Now available at your local Toys 'R' Us! Provided you live in 1996, that is. |
Inside the ship are Shao Lin, Dr. Splitz/Splitzy, Gor-illa, and Spydor, who pick up Captain Simian and show him that they made a few adjustments to make the ship more simian-friendly - specifically, they filled it with plant life. Apparently, by leaving the wormhole open, they were allowed two-way travel and the four (or five, if you count Splitzy as a separate character) got lost in time and space. But that did allow them to relive the 1970s.
"Sorry, Spydor, but I don't think those new uniforms are gonna work for us." |
The Orbitron is fixed now, too - and it likes to imitate Steve Martin for some reason. And Dr. Splitz/Splitzy has a plan to get rid of Nebula's goons. A plan that involves... a disco ball?
"Here's the plan: Gor-illa, Spydor and I will distract them with our funkylicious dance moves. Then you and Shao Lin will punch their lights out!" |
As the ship flies towards the sun, it splits apart into five ships, allowing Captain Simian to be the only one risking their life - and allowing the others to take out some of the enemy ships. Captain Simian shoots the disco ball, which has the anti-force inside of it, towards the sun... only for Rhesus 2 to swoop in and snatch it up in HIS ship. Wah wah wah wah WAAAAAAAAAAAAAH...
The ship reforms back into one, and the good guys make their getaway. Nebula gobbles up the disco ball with the anti-force inside. But it absorbs HIS power, not the other way around, reducing him to just a puny pathetic human with a black hole-colored body. And then his ship explodes. The Space Monkeys' plan worked like a charm.
With the anti-force destroyed, of course, there's no more wormholes, which means they can't go back to Earth. But, Captain Simian says, they'll find a way back there someday. Unless, of course, the show gets cancelled after just twenty-six episodes.
What's the Verdict?
From the unbelievably stupid-sounding name, you'd probably expect Captain Simian and the Space Monkeys to be crap, right? Well, you'd be wrong!

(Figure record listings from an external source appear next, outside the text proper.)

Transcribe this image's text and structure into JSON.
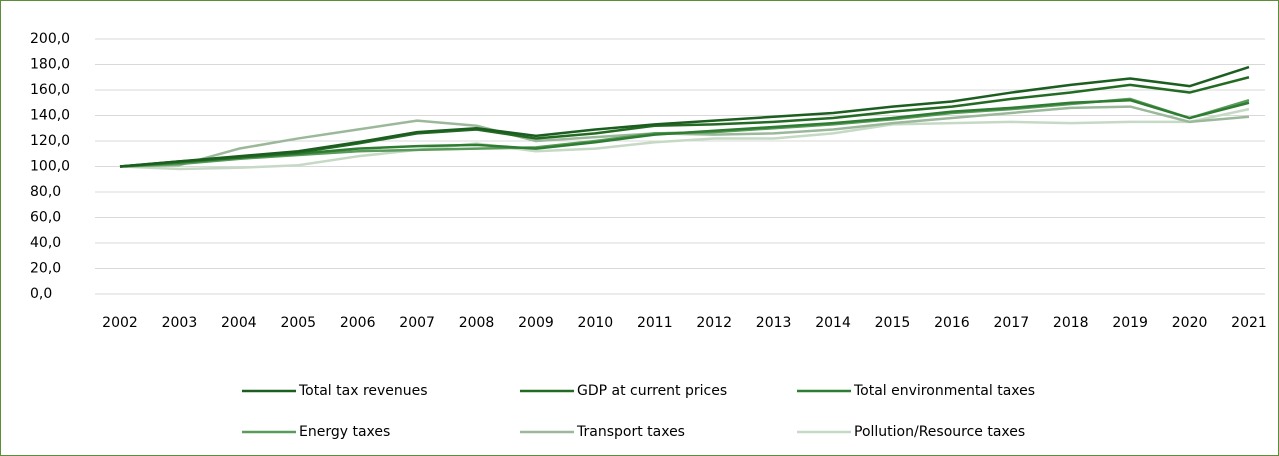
{
  "chart_data": {
    "type": "line",
    "categories": [
      "2002",
      "2003",
      "2004",
      "2005",
      "2006",
      "2007",
      "2008",
      "2009",
      "2010",
      "2011",
      "2012",
      "2013",
      "2014",
      "2015",
      "2016",
      "2017",
      "2018",
      "2019",
      "2020",
      "2021"
    ],
    "series": [
      {
        "name": "Total tax revenues",
        "color": "#1b5e20",
        "values": [
          100,
          104,
          108,
          112,
          119,
          127,
          130,
          124,
          129,
          133,
          136,
          139,
          142,
          147,
          151,
          158,
          164,
          169,
          163,
          178
        ]
      },
      {
        "name": "GDP at current prices",
        "color": "#236b23",
        "values": [
          100,
          104,
          107,
          111,
          118,
          126,
          129,
          122,
          126,
          132,
          133,
          135,
          138,
          143,
          147,
          153,
          158,
          164,
          158,
          170
        ]
      },
      {
        "name": "Total environmental taxes",
        "color": "#2e7d32",
        "values": [
          100,
          103,
          107,
          110,
          114,
          116,
          117,
          114,
          119,
          125,
          128,
          131,
          134,
          138,
          143,
          146,
          150,
          152,
          138,
          150
        ]
      },
      {
        "name": "Energy taxes",
        "color": "#5a9a5a",
        "values": [
          100,
          102,
          106,
          109,
          112,
          113,
          114,
          115,
          120,
          126,
          127,
          130,
          133,
          137,
          142,
          145,
          149,
          153,
          138,
          152
        ]
      },
      {
        "name": "Transport taxes",
        "color": "#9bb89b",
        "values": [
          100,
          101,
          114,
          122,
          129,
          136,
          132,
          120,
          123,
          126,
          125,
          126,
          129,
          134,
          138,
          142,
          146,
          147,
          135,
          139
        ]
      },
      {
        "name": "Pollution/Resource taxes",
        "color": "#c5d9c5",
        "values": [
          100,
          98,
          99,
          101,
          108,
          113,
          118,
          112,
          114,
          119,
          122,
          122,
          126,
          133,
          134,
          135,
          134,
          135,
          135,
          145
        ]
      }
    ],
    "ylim": [
      0,
      200
    ],
    "yticks": [
      {
        "value": 0,
        "label": "0,0"
      },
      {
        "value": 20,
        "label": "20,0"
      },
      {
        "value": 40,
        "label": "40,0"
      },
      {
        "value": 60,
        "label": "60,0"
      },
      {
        "value": 80,
        "label": "80,0"
      },
      {
        "value": 100,
        "label": "100,0"
      },
      {
        "value": 120,
        "label": "120,0"
      },
      {
        "value": 140,
        "label": "140,0"
      },
      {
        "value": 160,
        "label": "160,0"
      },
      {
        "value": 180,
        "label": "180,0"
      },
      {
        "value": 200,
        "label": "200,0"
      }
    ],
    "grid": true,
    "legend": "bottom"
  }
}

This was actually quite good! The show somehow resisted the urge to rely entirely on "dur hurr monkeys are funny" to get laughs and actually took itself seriously for the most part - and the jokes it DID include are, for the most part, pretty funny. The characters were all engaging, with the villain in particular being really cool, the animation is decent, and the voice actors all do a great job. And am I the only one who gets Road Rovers vibes from it all?
So, yeah. I recommend checking this show out. You can find it on Tubi and Amazon Prime. Go in with an open mind and you might just find yourself liking it. Certainly much better than Rocket Monkeys.
By the way, yes, the show did do a Planet of the Apes parody episode. It was called "Planet of the Humans".